8 oz shitake or portobellos, sliced
10 cups baby spinach
1 Tbls soy sauce
1 tsp butter

4 eggs

Instructions:
1. Wash your hands.

2. Start your rice:
--put all rice ingredients into your sauce pan
--bring to a boil and stir once
--cover
--turn down heat to SIMMER x 15' (white) or 45' (brown) untouched.
--remove from heat and set aside.




3. Combine the marinade ingredients into a large bowl.
4. Add the thinly sliced steak.  (you can prep this the night before and simply refrigerate with cover)

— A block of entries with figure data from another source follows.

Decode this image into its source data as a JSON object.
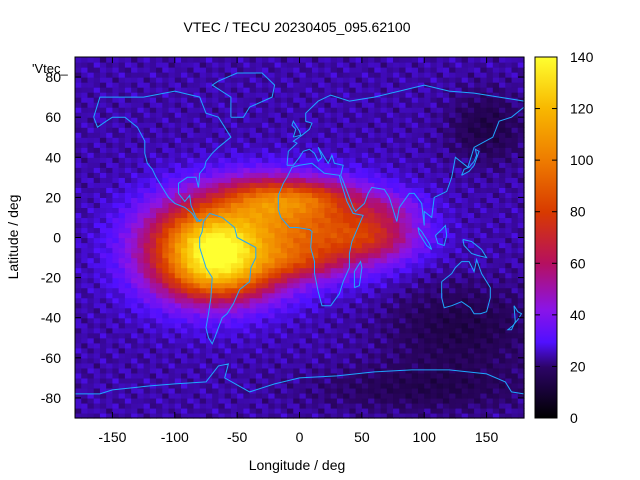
{
  "chart_data": {
    "type": "heatmap",
    "title": "VTEC / TECU 20230405_095.62100",
    "xlabel": "Longitude / deg",
    "ylabel": "Latitude / deg",
    "key_label": "'Vtec_",
    "xlim": [
      -180,
      180
    ],
    "ylim": [
      -90,
      90
    ],
    "xticks": [
      -150,
      -100,
      -50,
      0,
      50,
      100,
      150
    ],
    "yticks": [
      -80,
      -60,
      -40,
      -20,
      0,
      20,
      40,
      60,
      80
    ],
    "colorbar": {
      "min": 0,
      "max": 140,
      "ticks": [
        0,
        20,
        40,
        60,
        80,
        100,
        120,
        140
      ]
    },
    "grid_resolution_deg": {
      "lon": 5,
      "lat": 2.5
    },
    "background_tecu": 24,
    "features": [
      {
        "name": "equatorial-anomaly-americas",
        "lon": -70,
        "lat": -5,
        "peak_tecu": 112,
        "sigma_lon": 35,
        "sigma_lat": 16
      },
      {
        "name": "anomaly-south-crest",
        "lon": -60,
        "lat": -20,
        "peak_tecu": 25,
        "sigma_lon": 30,
        "sigma_lat": 8
      },
      {
        "name": "anomaly-north-crest",
        "lon": -30,
        "lat": 20,
        "peak_tecu": 35,
        "sigma_lon": 25,
        "sigma_lat": 8
      },
      {
        "name": "atlantic-africa-band",
        "lon": 10,
        "lat": 5,
        "peak_tecu": 55,
        "sigma_lon": 40,
        "sigma_lat": 14
      },
      {
        "name": "west-africa-north",
        "lon": 10,
        "lat": 20,
        "peak_tecu": 28,
        "sigma_lon": 25,
        "sigma_lat": 6
      },
      {
        "name": "africa-south",
        "lon": 0,
        "lat": -12,
        "peak_tecu": 20,
        "sigma_lon": 25,
        "sigma_lat": 6
      },
      {
        "name": "indian-ocean-tail",
        "lon": 60,
        "lat": 0,
        "peak_tecu": 28,
        "sigma_lon": 25,
        "sigma_lat": 8
      },
      {
        "name": "arabia-india",
        "lon": 70,
        "lat": 15,
        "peak_tecu": 12,
        "sigma_lon": 20,
        "sigma_lat": 6
      },
      {
        "name": "pacific-south-low",
        "lon": 130,
        "lat": -45,
        "peak_tecu": -10,
        "sigma_lon": 40,
        "sigma_lat": 15
      },
      {
        "name": "east-asia-north-low",
        "lon": 150,
        "lat": 55,
        "peak_tecu": -10,
        "sigma_lon": 20,
        "sigma_lat": 12
      },
      {
        "name": "antarctic-low",
        "lon": 100,
        "lat": -75,
        "peak_tecu": -8,
        "sigma_lon": 60,
        "sigma_lat": 8
      }
    ],
    "coastlines": [
      {
        "name": "north-america",
        "points": [
          [
            -165,
            60
          ],
          [
            -160,
            70
          ],
          [
            -140,
            70
          ],
          [
            -125,
            70
          ],
          [
            -100,
            73
          ],
          [
            -80,
            70
          ],
          [
            -75,
            62
          ],
          [
            -65,
            60
          ],
          [
            -60,
            55
          ],
          [
            -55,
            50
          ],
          [
            -65,
            45
          ],
          [
            -70,
            42
          ],
          [
            -75,
            38
          ],
          [
            -76,
            35
          ],
          [
            -80,
            32
          ],
          [
            -81,
            25
          ],
          [
            -83,
            30
          ],
          [
            -90,
            30
          ],
          [
            -97,
            27
          ],
          [
            -97,
            22
          ],
          [
            -92,
            18
          ],
          [
            -88,
            21
          ],
          [
            -87,
            16
          ],
          [
            -83,
            10
          ],
          [
            -80,
            8
          ],
          [
            -78,
            9
          ],
          [
            -82,
            8
          ],
          [
            -86,
            12
          ],
          [
            -92,
            15
          ],
          [
            -100,
            17
          ],
          [
            -105,
            20
          ],
          [
            -110,
            25
          ],
          [
            -115,
            30
          ],
          [
            -118,
            34
          ],
          [
            -122,
            37
          ],
          [
            -124,
            42
          ],
          [
            -124,
            48
          ],
          [
            -130,
            55
          ],
          [
            -140,
            60
          ],
          [
            -150,
            60
          ],
          [
            -155,
            58
          ],
          [
            -162,
            55
          ],
          [
            -165,
            60
          ]
        ]
      },
      {
        "name": "greenland",
        "points": [
          [
            -55,
            60
          ],
          [
            -45,
            60
          ],
          [
            -40,
            65
          ],
          [
            -22,
            70
          ],
          [
            -20,
            76
          ],
          [
            -30,
            82
          ],
          [
            -50,
            82
          ],
          [
            -65,
            78
          ],
          [
            -70,
            76
          ],
          [
            -55,
            70
          ],
          [
            -55,
            60
          ]
        ]
      },
      {
        "name": "south-america",
        "points": [
          [
            -77,
            8
          ],
          [
            -72,
            12
          ],
          [
            -62,
            10
          ],
          [
            -52,
            5
          ],
          [
            -50,
            0
          ],
          [
            -44,
            -2
          ],
          [
            -35,
            -5
          ],
          [
            -35,
            -10
          ],
          [
            -39,
            -15
          ],
          [
            -40,
            -22
          ],
          [
            -48,
            -26
          ],
          [
            -53,
            -33
          ],
          [
            -58,
            -38
          ],
          [
            -62,
            -40
          ],
          [
            -65,
            -45
          ],
          [
            -68,
            -50
          ],
          [
            -70,
            -53
          ],
          [
            -73,
            -50
          ],
          [
            -75,
            -45
          ],
          [
            -73,
            -38
          ],
          [
            -71,
            -30
          ],
          [
            -70,
            -20
          ],
          [
            -75,
            -15
          ],
          [
            -80,
            -5
          ],
          [
            -80,
            0
          ],
          [
            -78,
            3
          ],
          [
            -77,
            8
          ]
        ]
      },
      {
        "name": "eurasia",
        "points": [
          [
            -10,
            36
          ],
          [
            -9,
            43
          ],
          [
            -2,
            47
          ],
          [
            -5,
            48
          ],
          [
            2,
            51
          ],
          [
            8,
            54
          ],
          [
            10,
            57
          ],
          [
            5,
            58
          ],
          [
            5,
            62
          ],
          [
            15,
            68
          ],
          [
            25,
            71
          ],
          [
            40,
            68
          ],
          [
            60,
            70
          ],
          [
            80,
            73
          ],
          [
            100,
            76
          ],
          [
            120,
            73
          ],
          [
            140,
            72
          ],
          [
            160,
            70
          ],
          [
            180,
            68
          ],
          [
            180,
            65
          ],
          [
            170,
            60
          ],
          [
            160,
            58
          ],
          [
            155,
            50
          ],
          [
            140,
            45
          ],
          [
            135,
            35
          ],
          [
            125,
            40
          ],
          [
            122,
            30
          ],
          [
            118,
            23
          ],
          [
            108,
            20
          ],
          [
            106,
            10
          ],
          [
            100,
            13
          ],
          [
            100,
            6
          ],
          [
            98,
            17
          ],
          [
            92,
            22
          ],
          [
            88,
            22
          ],
          [
            80,
            15
          ],
          [
            78,
            8
          ],
          [
            72,
            20
          ],
          [
            68,
            24
          ],
          [
            58,
            25
          ],
          [
            55,
            22
          ],
          [
            52,
            17
          ],
          [
            45,
            13
          ],
          [
            43,
            15
          ],
          [
            35,
            28
          ],
          [
            33,
            31
          ],
          [
            35,
            36
          ],
          [
            28,
            37
          ],
          [
            26,
            41
          ],
          [
            23,
            37
          ],
          [
            20,
            40
          ],
          [
            15,
            45
          ],
          [
            18,
            40
          ],
          [
            15,
            38
          ],
          [
            12,
            42
          ],
          [
            8,
            44
          ],
          [
            3,
            43
          ],
          [
            0,
            40
          ],
          [
            -5,
            36
          ],
          [
            -10,
            36
          ]
        ]
      },
      {
        "name": "africa",
        "points": [
          [
            -17,
            21
          ],
          [
            -17,
            14
          ],
          [
            -15,
            10
          ],
          [
            -8,
            5
          ],
          [
            -2,
            5
          ],
          [
            8,
            4
          ],
          [
            10,
            3
          ],
          [
            9,
            -5
          ],
          [
            12,
            -12
          ],
          [
            12,
            -18
          ],
          [
            15,
            -27
          ],
          [
            18,
            -34
          ],
          [
            25,
            -34
          ],
          [
            32,
            -28
          ],
          [
            35,
            -22
          ],
          [
            40,
            -15
          ],
          [
            40,
            -8
          ],
          [
            42,
            -2
          ],
          [
            51,
            11
          ],
          [
            43,
            12
          ],
          [
            38,
            18
          ],
          [
            33,
            28
          ],
          [
            32,
            31
          ],
          [
            20,
            32
          ],
          [
            10,
            37
          ],
          [
            0,
            36
          ],
          [
            -6,
            35
          ],
          [
            -10,
            30
          ],
          [
            -13,
            27
          ],
          [
            -17,
            21
          ]
        ]
      },
      {
        "name": "australia",
        "points": [
          [
            114,
            -22
          ],
          [
            114,
            -30
          ],
          [
            116,
            -35
          ],
          [
            122,
            -34
          ],
          [
            130,
            -32
          ],
          [
            137,
            -35
          ],
          [
            140,
            -38
          ],
          [
            145,
            -38
          ],
          [
            150,
            -37
          ],
          [
            153,
            -30
          ],
          [
            153,
            -25
          ],
          [
            146,
            -18
          ],
          [
            142,
            -11
          ],
          [
            140,
            -17
          ],
          [
            136,
            -12
          ],
          [
            130,
            -12
          ],
          [
            125,
            -15
          ],
          [
            122,
            -18
          ],
          [
            114,
            -22
          ]
        ]
      },
      {
        "name": "antarctica",
        "points": [
          [
            -180,
            -84
          ],
          [
            -180,
            -78
          ],
          [
            -160,
            -78
          ],
          [
            -150,
            -76
          ],
          [
            -120,
            -74
          ],
          [
            -100,
            -73
          ],
          [
            -75,
            -72
          ],
          [
            -65,
            -64
          ],
          [
            -57,
            -63
          ],
          [
            -60,
            -70
          ],
          [
            -40,
            -77
          ],
          [
            -20,
            -73
          ],
          [
            0,
            -70
          ],
          [
            30,
            -69
          ],
          [
            60,
            -67
          ],
          [
            90,
            -66
          ],
          [
            120,
            -66
          ],
          [
            150,
            -68
          ],
          [
            165,
            -72
          ],
          [
            170,
            -77
          ],
          [
            180,
            -78
          ],
          [
            180,
            -84
          ]
        ]
      },
      {
        "name": "britain",
        "points": [
          [
            -5,
            50
          ],
          [
            1,
            51
          ],
          [
            0,
            53
          ],
          [
            -3,
            56
          ],
          [
            -5,
            58
          ],
          [
            -6,
            56
          ],
          [
            -3,
            54
          ],
          [
            -5,
            50
          ]
        ]
      },
      {
        "name": "japan",
        "points": [
          [
            130,
            31
          ],
          [
            132,
            34
          ],
          [
            136,
            35
          ],
          [
            140,
            38
          ],
          [
            142,
            41
          ],
          [
            141,
            44
          ],
          [
            144,
            43
          ],
          [
            140,
            36
          ],
          [
            136,
            33
          ],
          [
            130,
            31
          ]
        ]
      },
      {
        "name": "madagascar",
        "points": [
          [
            44,
            -25
          ],
          [
            48,
            -24
          ],
          [
            50,
            -15
          ],
          [
            49,
            -12
          ],
          [
            44,
            -17
          ],
          [
            44,
            -25
          ]
        ]
      },
      {
        "name": "new-zealand",
        "points": [
          [
            172,
            -34
          ],
          [
            175,
            -37
          ],
          [
            178,
            -38
          ],
          [
            175,
            -41
          ],
          [
            171,
            -44
          ],
          [
            167,
            -46
          ],
          [
            170,
            -46
          ],
          [
            173,
            -42
          ],
          [
            172,
            -34
          ]
        ]
      },
      {
        "name": "borneo",
        "points": [
          [
            109,
            1
          ],
          [
            111,
            -3
          ],
          [
            116,
            -4
          ],
          [
            118,
            1
          ],
          [
            117,
            6
          ],
          [
            114,
            4
          ],
          [
            109,
            1
          ]
        ]
      },
      {
        "name": "sumatra",
        "points": [
          [
            95,
            5
          ],
          [
            98,
            3
          ],
          [
            104,
            -3
          ],
          [
            106,
            -6
          ],
          [
            102,
            -4
          ],
          [
            96,
            2
          ],
          [
            95,
            5
          ]
        ]
      },
      {
        "name": "new-guinea",
        "points": [
          [
            131,
            -1
          ],
          [
            138,
            -2
          ],
          [
            146,
            -6
          ],
          [
            150,
            -10
          ],
          [
            143,
            -9
          ],
          [
            138,
            -8
          ],
          [
            132,
            -4
          ],
          [
            131,
            -1
          ]
        ]
      }
    ]
  }
}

5. Heat your large skillet with 1 Tbls of vegetable oil, soy sauce and mushrooms. Cook x 2-3 min.
6. Add your baby spinach and cook until wilted, approx 2-3 min.
7. Remove from the skillet and cover with foil.





8. Add 1 Tbls oil and sear 50% of meat until caramelized and golden on both sides. Set aside under foil.  Sear remaining 50% of meat, set aside and cover with foil.




9. Make your eggs: add 1 tsp butter, crack and fry your egg.


10. Assemble everything with the rice, mushrooms / spinach, steak, and lastly...the egg.



11. Kick it up a notch with hot sauce!


I don't lie. This is delish and should do a fine job of warming you up!